A recent study found topical tranexamic acid (TA), a plasmin inhibitor, to be effective for treating melasma, with a possible mechanism of action being the suppression of Endothelin 1 (ET-1). Former studies have suggested that TA interferes with the interaction between melanocytes and keratinocytes and may reverse increased vasculature seen in melasma.
The study, published in Clinical and Experimental Dermatology (July 2016), enrolled 23 participants with melasma, who applied a 2% TA formulation to the whole face for 12 weeks. Clinical effects were evaluated using the modified Melasma Area and Severity Index (mMASI) and a chromameter. Skin biopsies were obtained from 10 participants to evaluate pigmentation, vascularity and the expression levels of possible paracrine factors contributing to the effect of TA.

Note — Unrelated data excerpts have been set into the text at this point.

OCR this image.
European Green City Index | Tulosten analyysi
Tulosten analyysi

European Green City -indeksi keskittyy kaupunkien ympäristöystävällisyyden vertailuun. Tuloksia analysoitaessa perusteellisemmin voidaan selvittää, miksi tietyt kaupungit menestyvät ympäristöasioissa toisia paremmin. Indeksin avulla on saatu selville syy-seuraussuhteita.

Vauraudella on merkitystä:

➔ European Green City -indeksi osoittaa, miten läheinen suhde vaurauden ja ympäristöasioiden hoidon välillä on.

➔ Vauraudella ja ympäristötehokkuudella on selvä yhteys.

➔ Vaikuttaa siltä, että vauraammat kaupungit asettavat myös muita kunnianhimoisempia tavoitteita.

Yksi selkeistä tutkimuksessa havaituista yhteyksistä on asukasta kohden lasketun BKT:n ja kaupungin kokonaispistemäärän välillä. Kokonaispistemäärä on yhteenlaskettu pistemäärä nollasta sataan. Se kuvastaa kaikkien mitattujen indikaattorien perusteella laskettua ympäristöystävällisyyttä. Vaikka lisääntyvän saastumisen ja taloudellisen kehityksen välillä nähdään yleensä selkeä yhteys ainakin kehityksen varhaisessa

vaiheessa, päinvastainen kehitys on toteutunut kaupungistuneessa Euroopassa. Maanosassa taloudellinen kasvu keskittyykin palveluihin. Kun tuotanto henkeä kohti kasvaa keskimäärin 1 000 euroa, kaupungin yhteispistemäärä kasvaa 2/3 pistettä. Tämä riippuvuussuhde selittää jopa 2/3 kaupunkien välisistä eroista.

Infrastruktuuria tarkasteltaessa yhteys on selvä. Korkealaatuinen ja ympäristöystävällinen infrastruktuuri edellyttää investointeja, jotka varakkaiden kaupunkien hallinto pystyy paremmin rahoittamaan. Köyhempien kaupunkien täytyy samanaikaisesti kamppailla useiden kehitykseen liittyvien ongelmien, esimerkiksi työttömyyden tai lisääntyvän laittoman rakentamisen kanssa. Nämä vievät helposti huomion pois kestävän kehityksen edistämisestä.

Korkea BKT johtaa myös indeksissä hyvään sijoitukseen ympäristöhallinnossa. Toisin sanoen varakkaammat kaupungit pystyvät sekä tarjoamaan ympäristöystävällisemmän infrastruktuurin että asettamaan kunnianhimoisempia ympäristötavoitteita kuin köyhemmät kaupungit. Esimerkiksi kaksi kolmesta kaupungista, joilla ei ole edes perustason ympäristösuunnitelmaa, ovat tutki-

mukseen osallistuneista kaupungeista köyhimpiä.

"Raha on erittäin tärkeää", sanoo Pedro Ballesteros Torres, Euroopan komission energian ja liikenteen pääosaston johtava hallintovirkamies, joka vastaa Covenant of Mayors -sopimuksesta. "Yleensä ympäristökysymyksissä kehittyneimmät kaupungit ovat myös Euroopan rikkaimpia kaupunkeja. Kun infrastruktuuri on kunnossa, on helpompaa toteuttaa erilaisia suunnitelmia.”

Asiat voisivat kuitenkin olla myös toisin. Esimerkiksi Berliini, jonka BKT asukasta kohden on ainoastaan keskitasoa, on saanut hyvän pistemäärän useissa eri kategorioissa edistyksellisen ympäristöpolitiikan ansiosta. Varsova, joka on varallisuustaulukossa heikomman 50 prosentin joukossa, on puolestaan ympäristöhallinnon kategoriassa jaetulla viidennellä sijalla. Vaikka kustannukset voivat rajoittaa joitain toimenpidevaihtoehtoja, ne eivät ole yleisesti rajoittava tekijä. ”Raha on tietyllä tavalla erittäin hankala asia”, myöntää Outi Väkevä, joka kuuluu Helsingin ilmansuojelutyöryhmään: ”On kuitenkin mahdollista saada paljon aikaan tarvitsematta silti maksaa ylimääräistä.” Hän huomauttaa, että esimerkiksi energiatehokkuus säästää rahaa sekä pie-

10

The majority of subjects had mild melasma, with mMASI scores of < 5. The mMASI scores significantly improved in 22 of 23 participants after application. The L* (lightness) values were increased and the a* (red/green) values were decreased in both lesional and perilesional skin. Fontana-Masson staining showed a significant decrease in melanin content in the epidermis. The number of CD31-positive vessels and the expression of the vascular endothelial growth factor both tended to decrease. ET-1 was found to be downregulated with TA.